On Tax Due Diligence, 5 Details You Shouldn’t Overlook|
Reading Time: 2 minutes
Heading into an M&A transaction, prospective buyers should pay close attention to common tax issues.
Here’s a primer in what to do before you engage in a merger or acquisition deal to help prevent financial surprises and setbacks down the road.
Do examine the necessary details regarding your target company’s tax structure in advance.
Don’t leave any stone unturned, if you want to maximize the value of your transaction.
Here are five tips to incorporate commonly-reviewed issues of tax due diligence into your process.
1. Changes in Methods of Accounting
Determine whether there have been, or will be, any accounting method changes that will impact your organization post-acquisition. If the target company makes such a change during an acquisition, you could be hit with an unforeseen tax bill after this process is complete.
By conducting necessary due diligence in advance, you can ensure that all parties have obtained the proper consent and modified the necessary adjustment periods accordingly.
2. Deferred Revenue
In preparation for the transaction process, check for any revenue that may not be immediately recognized. For example, imagine that your target company sells an annual software subscription service: While customers may pay upfront for the whole year, the company might not record receiving the money until services are provided.
Before you acquire a company, determine whether this target is properly recognizing deferred revenue under U.S. tax law. If not, it could affect you post-acquisition.
3. Invalid S Corporation Election
S corporations can bypass corporate income tax and simply report corporate income on the personal tax returns of their shareholders. So, many companies want to earn this distinction.
But the IRS has put forth specific filing requirements that must be met to qualify. If a corporation’s S election is not valid or has been inadvertently terminated, substantial federal and state income tax liabilities may arise at the corporate level. It’s crucial that you investigate the validity of an S corporation before engaging in a transaction.
4. Sales and Use Tax
Many states charge sales and use taxes on the transfer of property, including business assets. But some states have exceptions related to M&A transactions. Further, a target’s sales tax liabilities can succeed to the new ownership in both stock and asset transactions. Depending on industry, these sales and use taxes can range from being a minor annoyance to a multimillion-dollar exposure.
Don’t fall victim to a huge, unexpected tax bill.

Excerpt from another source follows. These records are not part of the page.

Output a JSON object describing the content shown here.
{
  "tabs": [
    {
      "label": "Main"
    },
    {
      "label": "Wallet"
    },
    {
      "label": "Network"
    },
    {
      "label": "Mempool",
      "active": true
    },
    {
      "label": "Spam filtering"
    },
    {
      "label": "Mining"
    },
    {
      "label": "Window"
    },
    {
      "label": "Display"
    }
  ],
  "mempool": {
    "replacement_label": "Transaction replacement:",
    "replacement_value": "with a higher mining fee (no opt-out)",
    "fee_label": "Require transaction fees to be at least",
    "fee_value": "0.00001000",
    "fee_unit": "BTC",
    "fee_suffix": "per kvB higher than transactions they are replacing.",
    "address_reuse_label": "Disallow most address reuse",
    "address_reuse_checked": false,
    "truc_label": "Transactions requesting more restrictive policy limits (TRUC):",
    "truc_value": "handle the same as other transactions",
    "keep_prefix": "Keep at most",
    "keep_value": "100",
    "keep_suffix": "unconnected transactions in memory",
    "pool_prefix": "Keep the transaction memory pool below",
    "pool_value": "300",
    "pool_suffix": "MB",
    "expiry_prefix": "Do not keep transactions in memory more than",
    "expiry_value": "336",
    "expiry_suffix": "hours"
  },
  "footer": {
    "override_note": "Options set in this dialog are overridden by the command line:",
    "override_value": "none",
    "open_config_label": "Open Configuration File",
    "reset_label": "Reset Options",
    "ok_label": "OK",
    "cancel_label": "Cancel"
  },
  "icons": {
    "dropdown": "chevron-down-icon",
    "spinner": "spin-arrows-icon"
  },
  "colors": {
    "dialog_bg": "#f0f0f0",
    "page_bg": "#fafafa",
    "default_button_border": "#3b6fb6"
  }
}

During due diligence, investigate the sales and use tax laws in the states where your target company operates.
5. Worker Misclassification
The misclassification of employees as independent contractors is widespread in the United States. If your target company has not properly classified its workers, you could be responsible for unpaid taxes post-deal. To avoid such complications, verify each employee’s status before engaging in an M&A transaction.
By going beyond the routine due diligence examinations, you will maximize the value of your transaction. A complete understanding of your target’s tax liabilities will allow you to make more informed decisions and lower your transaction risks.